Ein Dorn im Auge ist Renzi allen aus dem sozialistisch-kommunistischen Umfeld – etwa den Anhängern des früheren Parteichefs Pier Luigi Bersani. Mit Sozialdemokratie habe, so die Kritiker, seine ideologiefreie, opportunistische Politik nichts zu tun.
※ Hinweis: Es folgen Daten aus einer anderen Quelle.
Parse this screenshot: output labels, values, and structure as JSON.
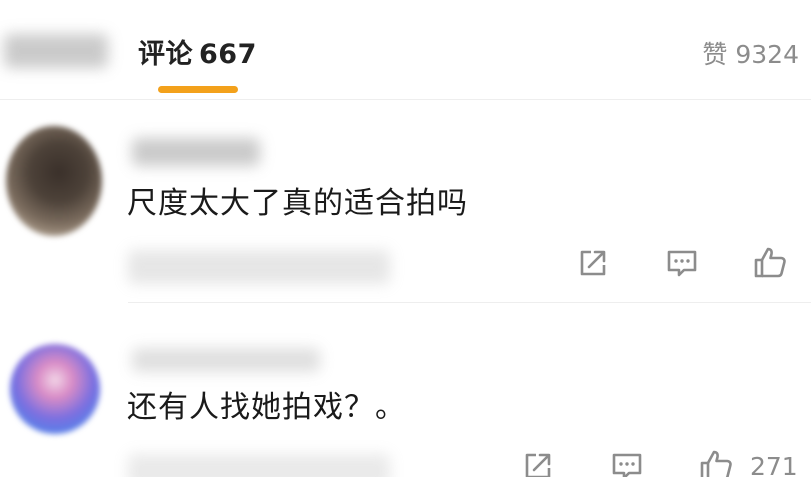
{
  "tabs": {
    "comments_label": "评论",
    "comments_count": "667",
    "likes_label": "赞",
    "likes_count": "9324"
  },
  "colors": {
    "accent": "#f3a11b",
    "icon": "#8c8c8c",
    "text": "#1a1a1a"
  },
  "comments": [
    {
      "text": "尺度太大了真的适合拍吗",
      "actions": [
        "share-icon",
        "reply-icon",
        "like-icon"
      ]
    },
    {
      "text": "还有人找她拍戏？。",
      "like_count": "271",
      "actions": [
        "share-icon",
        "reply-icon",
        "like-icon"
      ]
    }
  ]
}
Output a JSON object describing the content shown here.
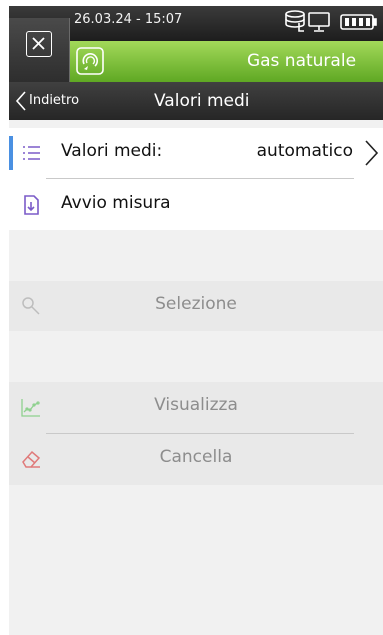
{
  "status": {
    "datetime": "26.03.24 - 15:07",
    "icons": [
      "database-icon",
      "monitor-icon",
      "battery-icon"
    ]
  },
  "header": {
    "close_icon": "close-icon",
    "app_icon": "gas-analyzer-icon",
    "title": "Gas naturale"
  },
  "nav": {
    "back_label": "Indietro",
    "title": "Valori medi"
  },
  "settings": [
    {
      "label": "Valori medi:",
      "value": "automatico",
      "icon": "list-icon"
    },
    {
      "label": "Avvio misura",
      "icon": "measurement-start-icon"
    }
  ],
  "actions": {
    "selection": {
      "label": "Selezione",
      "icon": "search-icon"
    },
    "view": {
      "label": "Visualizza",
      "icon": "chart-line-icon"
    },
    "delete": {
      "label": "Cancella",
      "icon": "eraser-icon"
    }
  },
  "colors": {
    "accent_green": "#7cc242",
    "accent_blue": "#4a90e2",
    "muted_text": "#8d8d8d"
  }
}
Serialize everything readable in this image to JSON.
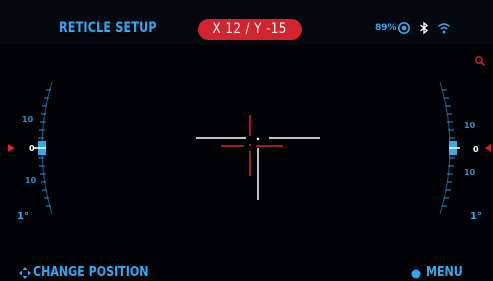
{
  "header": {
    "title": "RETICLE SETUP",
    "coordinates": "X 12 / Y -15",
    "battery": "89%",
    "icons": [
      "recording-icon",
      "bluetooth-icon",
      "wifi-icon"
    ]
  },
  "indicator": {
    "icon": "search-icon"
  },
  "left_scale": {
    "top": "10",
    "center": "0",
    "bottom": "10",
    "angle": "1°"
  },
  "right_scale": {
    "top": "10",
    "center": "0",
    "bottom": "10",
    "angle": "1°"
  },
  "footer": {
    "left_label": "CHANGE POSITION",
    "right_label": "MENU"
  },
  "colors": {
    "accent": "#33aaf0",
    "alert": "#d3232f",
    "background": "#010306"
  }
}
Renzi aber ließ sich den "schönsten Tag seit fünf Jahren" (so sein Tweet) von seinen Widersachern nicht verderben. Lieber hörte er auf den Rat seiner Florentiner Fans: "Matteo, lass dich in Rom nicht verarschen!" Renzi kontert: "Das ist eine klare Ansage, die ich gerne befolge."

Wahlrecht

Das bisherige Wahlrecht wurde für verfassungswidrig erklärt.

Arbeitslosigkeit

Sie liegt derzeit bei 12,5 Prozent. Vor allem junge Menschen sind betroffen: Mehr als 40 Prozent unter 25 Jahren haben keinen Job.

Bürokratie-Abbau

Die öffentliche Verwaltung muss vereinfacht und reformiert werden.

Staatsstrukturen

Sowohl das Parlamentssystem mit zwei gleichberechtigten Kammern als auch die Struktur des Landes mit den 20 Regionen stehen immer wieder in der Kritik.

Wirtschaftswachstum

Zum ersten Mal seit Jahren gab es im 4. Quartal 2013 ein Plus – von 0,1 Prozent.